A restaurant in Louisiana has a message to its customers: bring your gun and get a discount.
Bergeron's Restaurant in Port Allen will take 10 percent off gun-toting customers' bills, reports
NBC33 News.
"I just need to see a weapon. I need you to be carrying a gun," owner Kevin Cox said. "As long as everybody has a gun, we're all the same size."
Cox told the station the idea grew from his policy of granting discounts to armed law enforcement personnel that frequented his Cajun eatery. Civilians who would come in to eat started asking for the discount too, and it blossomed from there.
"I keep hearing so much about people banning guns," Cox said. "Target's banning guns and these people are banning guns. Don't they realize that that's where people with guns are going to go? I want to take the opposite approach. How can I make my place safer?"
In the last year,
Starbucks and Chipotle have both asked customers not to bring firearms into their stores. Several other establishments have since followed suit.
The bans come on the heels of several demonstrations in which customers showed up at stores with assault rifles and other long guns.
The
National Rifle Association took offense at those people, calling them "foolish" and "attention-hungry."
"Let's not mince words: not only is it rare, it's downright weird and certainly not a practical way to go normally about your business while being prepared to defend yourself," the NRA wrote.
"As a result of these hijinks, two popular fast-food outlets have recently requested patrons to keep guns off the premises.
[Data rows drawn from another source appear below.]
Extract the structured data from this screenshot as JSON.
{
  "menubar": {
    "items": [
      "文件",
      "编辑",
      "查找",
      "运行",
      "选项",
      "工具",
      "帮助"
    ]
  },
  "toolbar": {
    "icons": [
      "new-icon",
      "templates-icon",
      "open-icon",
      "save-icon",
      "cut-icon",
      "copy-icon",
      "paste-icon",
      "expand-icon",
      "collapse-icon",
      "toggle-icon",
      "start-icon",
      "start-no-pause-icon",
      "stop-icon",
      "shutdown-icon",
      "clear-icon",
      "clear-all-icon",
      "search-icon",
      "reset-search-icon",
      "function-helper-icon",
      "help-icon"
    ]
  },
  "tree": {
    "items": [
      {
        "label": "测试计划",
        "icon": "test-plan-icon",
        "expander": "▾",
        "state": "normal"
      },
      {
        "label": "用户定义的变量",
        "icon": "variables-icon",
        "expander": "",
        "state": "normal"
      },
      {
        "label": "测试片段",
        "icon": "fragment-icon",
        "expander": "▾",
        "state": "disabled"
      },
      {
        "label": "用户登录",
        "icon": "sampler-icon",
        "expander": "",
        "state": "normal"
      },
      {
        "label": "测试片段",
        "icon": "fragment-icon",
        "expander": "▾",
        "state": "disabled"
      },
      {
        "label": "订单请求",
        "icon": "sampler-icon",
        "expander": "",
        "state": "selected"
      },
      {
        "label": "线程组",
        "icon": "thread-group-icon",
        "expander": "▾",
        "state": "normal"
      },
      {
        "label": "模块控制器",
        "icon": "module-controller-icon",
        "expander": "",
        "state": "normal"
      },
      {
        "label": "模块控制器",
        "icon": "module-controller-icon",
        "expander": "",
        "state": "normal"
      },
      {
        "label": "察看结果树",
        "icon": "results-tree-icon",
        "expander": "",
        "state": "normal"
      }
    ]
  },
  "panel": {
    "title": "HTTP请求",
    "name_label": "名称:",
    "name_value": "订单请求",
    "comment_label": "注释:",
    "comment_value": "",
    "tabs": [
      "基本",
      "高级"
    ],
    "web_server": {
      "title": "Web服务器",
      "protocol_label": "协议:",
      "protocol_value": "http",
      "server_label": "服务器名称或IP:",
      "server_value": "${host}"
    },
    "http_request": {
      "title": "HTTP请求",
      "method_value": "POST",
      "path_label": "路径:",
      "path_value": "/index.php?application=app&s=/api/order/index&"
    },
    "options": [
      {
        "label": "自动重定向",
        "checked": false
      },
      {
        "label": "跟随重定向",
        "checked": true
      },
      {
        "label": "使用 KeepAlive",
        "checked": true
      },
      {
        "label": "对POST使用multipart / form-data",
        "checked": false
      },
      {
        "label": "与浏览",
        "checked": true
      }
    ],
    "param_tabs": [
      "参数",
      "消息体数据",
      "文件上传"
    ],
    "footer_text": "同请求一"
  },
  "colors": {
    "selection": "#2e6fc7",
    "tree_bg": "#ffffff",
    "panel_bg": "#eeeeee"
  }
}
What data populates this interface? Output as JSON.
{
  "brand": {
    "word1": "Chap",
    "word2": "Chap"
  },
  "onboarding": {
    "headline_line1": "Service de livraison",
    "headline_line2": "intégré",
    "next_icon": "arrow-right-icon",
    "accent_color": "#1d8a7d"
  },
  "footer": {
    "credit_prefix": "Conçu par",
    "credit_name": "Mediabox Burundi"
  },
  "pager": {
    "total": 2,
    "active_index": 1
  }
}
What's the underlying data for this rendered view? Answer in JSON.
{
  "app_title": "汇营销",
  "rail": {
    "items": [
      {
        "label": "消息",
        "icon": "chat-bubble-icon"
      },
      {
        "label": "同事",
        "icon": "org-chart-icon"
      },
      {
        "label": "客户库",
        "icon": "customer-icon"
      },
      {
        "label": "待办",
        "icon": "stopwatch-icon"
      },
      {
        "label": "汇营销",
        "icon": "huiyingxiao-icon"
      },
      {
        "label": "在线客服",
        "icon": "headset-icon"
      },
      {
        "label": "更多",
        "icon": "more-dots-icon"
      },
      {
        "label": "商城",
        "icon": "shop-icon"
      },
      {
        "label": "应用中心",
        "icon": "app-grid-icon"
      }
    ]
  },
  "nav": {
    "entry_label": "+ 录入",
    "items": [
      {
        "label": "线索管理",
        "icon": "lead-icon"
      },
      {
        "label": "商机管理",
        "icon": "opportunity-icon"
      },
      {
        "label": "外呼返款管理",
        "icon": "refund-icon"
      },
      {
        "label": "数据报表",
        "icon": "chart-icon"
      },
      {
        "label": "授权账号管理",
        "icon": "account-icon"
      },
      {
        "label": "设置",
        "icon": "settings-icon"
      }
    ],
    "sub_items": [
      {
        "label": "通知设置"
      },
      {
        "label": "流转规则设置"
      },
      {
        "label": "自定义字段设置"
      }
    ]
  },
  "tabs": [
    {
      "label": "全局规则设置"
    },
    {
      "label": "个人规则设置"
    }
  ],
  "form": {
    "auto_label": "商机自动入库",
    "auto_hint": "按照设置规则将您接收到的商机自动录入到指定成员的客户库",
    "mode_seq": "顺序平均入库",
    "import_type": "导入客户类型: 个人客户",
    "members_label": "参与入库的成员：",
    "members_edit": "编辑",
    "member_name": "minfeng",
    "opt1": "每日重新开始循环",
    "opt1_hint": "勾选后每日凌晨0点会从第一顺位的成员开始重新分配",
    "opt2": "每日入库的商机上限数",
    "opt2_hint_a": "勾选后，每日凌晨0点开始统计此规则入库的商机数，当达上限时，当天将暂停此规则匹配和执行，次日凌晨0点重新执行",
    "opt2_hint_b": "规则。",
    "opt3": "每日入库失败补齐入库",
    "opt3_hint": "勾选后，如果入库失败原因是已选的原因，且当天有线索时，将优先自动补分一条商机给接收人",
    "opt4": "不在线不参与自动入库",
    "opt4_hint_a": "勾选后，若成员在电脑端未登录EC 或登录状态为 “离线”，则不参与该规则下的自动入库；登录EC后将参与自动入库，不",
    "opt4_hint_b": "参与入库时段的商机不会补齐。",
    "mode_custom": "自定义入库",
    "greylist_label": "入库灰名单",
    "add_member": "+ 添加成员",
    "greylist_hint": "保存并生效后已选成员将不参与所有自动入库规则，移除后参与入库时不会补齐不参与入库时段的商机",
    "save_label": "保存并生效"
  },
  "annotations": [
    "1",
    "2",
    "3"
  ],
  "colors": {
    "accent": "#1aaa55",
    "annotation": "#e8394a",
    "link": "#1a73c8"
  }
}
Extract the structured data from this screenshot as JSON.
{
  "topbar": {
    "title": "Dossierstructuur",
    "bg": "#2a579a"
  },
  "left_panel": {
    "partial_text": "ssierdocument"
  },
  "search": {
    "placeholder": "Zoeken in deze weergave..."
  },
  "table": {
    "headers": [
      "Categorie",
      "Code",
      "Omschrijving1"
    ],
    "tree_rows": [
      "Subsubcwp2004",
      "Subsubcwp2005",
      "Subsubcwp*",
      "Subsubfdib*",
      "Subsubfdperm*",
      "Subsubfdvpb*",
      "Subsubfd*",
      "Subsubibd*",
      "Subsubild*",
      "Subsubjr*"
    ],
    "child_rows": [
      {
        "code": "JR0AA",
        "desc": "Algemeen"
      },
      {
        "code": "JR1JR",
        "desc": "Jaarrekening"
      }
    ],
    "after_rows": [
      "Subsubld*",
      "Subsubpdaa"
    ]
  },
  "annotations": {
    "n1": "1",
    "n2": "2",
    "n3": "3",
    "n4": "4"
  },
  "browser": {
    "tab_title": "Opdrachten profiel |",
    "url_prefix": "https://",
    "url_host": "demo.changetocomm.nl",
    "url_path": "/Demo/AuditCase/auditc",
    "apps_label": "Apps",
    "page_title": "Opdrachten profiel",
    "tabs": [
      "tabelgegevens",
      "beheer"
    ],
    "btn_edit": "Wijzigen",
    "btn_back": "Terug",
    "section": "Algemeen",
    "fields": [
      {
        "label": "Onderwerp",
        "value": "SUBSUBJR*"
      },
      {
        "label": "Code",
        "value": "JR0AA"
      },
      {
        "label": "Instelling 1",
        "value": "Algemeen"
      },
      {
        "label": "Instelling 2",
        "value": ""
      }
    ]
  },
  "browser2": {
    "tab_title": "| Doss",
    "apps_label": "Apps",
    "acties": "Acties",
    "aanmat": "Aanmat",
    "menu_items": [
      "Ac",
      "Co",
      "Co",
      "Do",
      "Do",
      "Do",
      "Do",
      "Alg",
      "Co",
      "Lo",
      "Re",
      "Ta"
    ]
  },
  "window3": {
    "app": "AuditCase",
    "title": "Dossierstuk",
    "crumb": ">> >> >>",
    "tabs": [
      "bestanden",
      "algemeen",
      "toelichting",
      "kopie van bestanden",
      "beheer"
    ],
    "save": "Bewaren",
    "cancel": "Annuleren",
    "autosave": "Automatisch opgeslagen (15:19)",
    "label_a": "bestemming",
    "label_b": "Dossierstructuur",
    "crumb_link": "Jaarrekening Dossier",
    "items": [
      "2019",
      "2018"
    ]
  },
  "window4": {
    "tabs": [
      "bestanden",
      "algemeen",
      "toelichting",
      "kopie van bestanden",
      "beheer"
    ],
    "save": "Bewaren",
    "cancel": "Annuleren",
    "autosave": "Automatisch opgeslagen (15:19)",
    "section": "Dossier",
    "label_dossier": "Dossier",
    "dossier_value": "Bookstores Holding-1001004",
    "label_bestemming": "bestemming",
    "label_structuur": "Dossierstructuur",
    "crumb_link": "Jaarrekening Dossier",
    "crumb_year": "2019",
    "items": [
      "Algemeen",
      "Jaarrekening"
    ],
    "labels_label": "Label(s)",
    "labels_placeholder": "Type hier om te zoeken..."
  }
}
"In other words, the freedom and goodwill these businesses had previously extended to gun owners has been curtailed because of the actions of an attention-hungry few who thought only of themselves and not of those who might be affected by their behavior. To state the obvious, that's counterproductive for the gun-owning community," the NRA wrote.
A
restaurant in North Carolina announced it would not allow guns, and was robbed at gunpoint soon thereafter.